Don Fry Commentary on WYPR
In Baltimore, we tolerate transportation problems like we tolerate the weather.
We expect daily highway gridlock without any alternatives. Our rail transit lines go only north and south and don’t connect. Our MARC commuter rail operates above capacity. Our local buses chug through congested streets. Our commuter bus service has been cut back.
We’ve completely ignored our transportation infrastructure. These are no longer just urban issues. They’re problems for rural Marylanders facing high gas prices, for suburban residents enduring daily rush-hour traffic and worsening sprawl, as well as for city residents coping with inadequate transit even as ridership remains high.
Recent federal stimulus funding for transportation in Maryland helped, but we’re going to need much more than short-term windfalls. Maryland now has a $60 billion backlog of planned-but-unfunded transportation projects.
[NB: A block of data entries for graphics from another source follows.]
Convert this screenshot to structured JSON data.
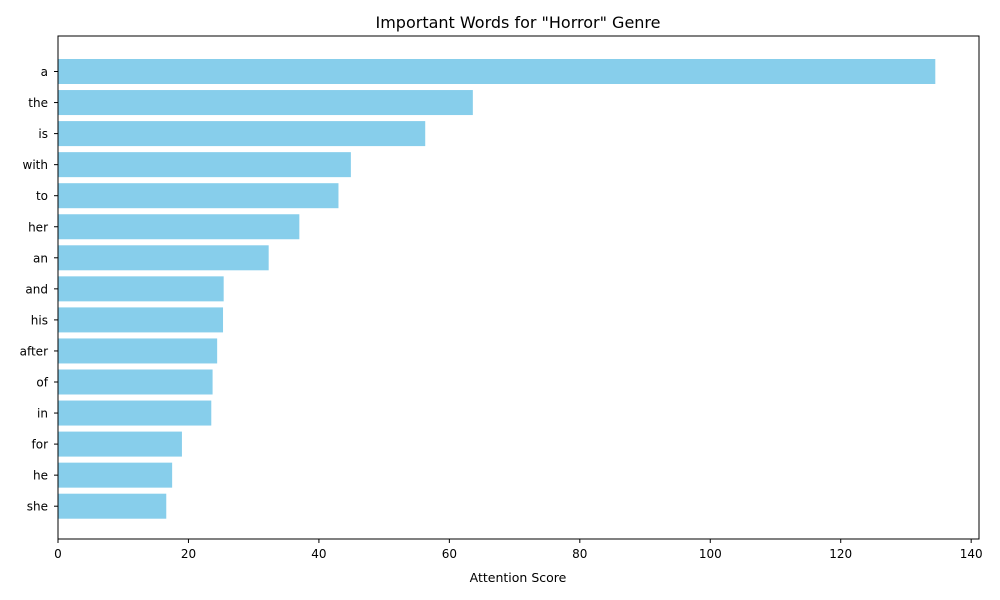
{
  "chart_data": {
    "type": "bar",
    "orientation": "horizontal",
    "title": "Important Words for \"Horror\" Genre",
    "xlabel": "Attention Score",
    "ylabel": "",
    "categories": [
      "a",
      "the",
      "is",
      "with",
      "to",
      "her",
      "an",
      "and",
      "his",
      "after",
      "of",
      "in",
      "for",
      "he",
      "she"
    ],
    "values": [
      134.5,
      63.6,
      56.3,
      44.9,
      43.0,
      37.0,
      32.3,
      25.4,
      25.3,
      24.4,
      23.7,
      23.5,
      19.0,
      17.5,
      16.6
    ],
    "xlim": [
      0,
      141.2
    ],
    "xticks": [
      0,
      20,
      40,
      60,
      80,
      100,
      120,
      140
    ],
    "grid": false,
    "colors": {
      "bar": "#87ceeb",
      "axis": "#000000"
    }
  }
}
This year, Congress will introduce new transportation legislation to authorize spending hundreds of billions of dollars while shaping funding policy for decades. So, I respectfully offer Congress a few basic recommendations.
First, define our priorities. Congress must develop a clear set of measurable goals for affordable and accessible transportation.
Second, empower local planners. Congress should empower local transportation agencies, provide direct funding for us to fix our roads and build out our transit systems, and hold us accountable.
Third, build 21st-century transportation. To match demand for transit, Congress needs to ramp up investment and eliminate biases that make it easier to build new highways than to provide better public transportation.
Finally, Congress must link transportation with land use planning. Federal leadership on land use and transportation issues would help us achieve goals to make our communities more accessible.
With its large budget deficits, Maryland faces major challenges in meeting transportation needs. We’ll need a strong federal partner. We’ll need Congress and the President to put aside status-quo politics in favor of bold strategic thinking.
People here and across the nation are ready for a serious strategy to revitalize our transportation system – which leaves just one question – is our government ready to deliver?
For the Regional Business Report, this is Don Fry, President and CEO of the Greater Baltimore Committee, for 88.1 WYPR, your NPR news station.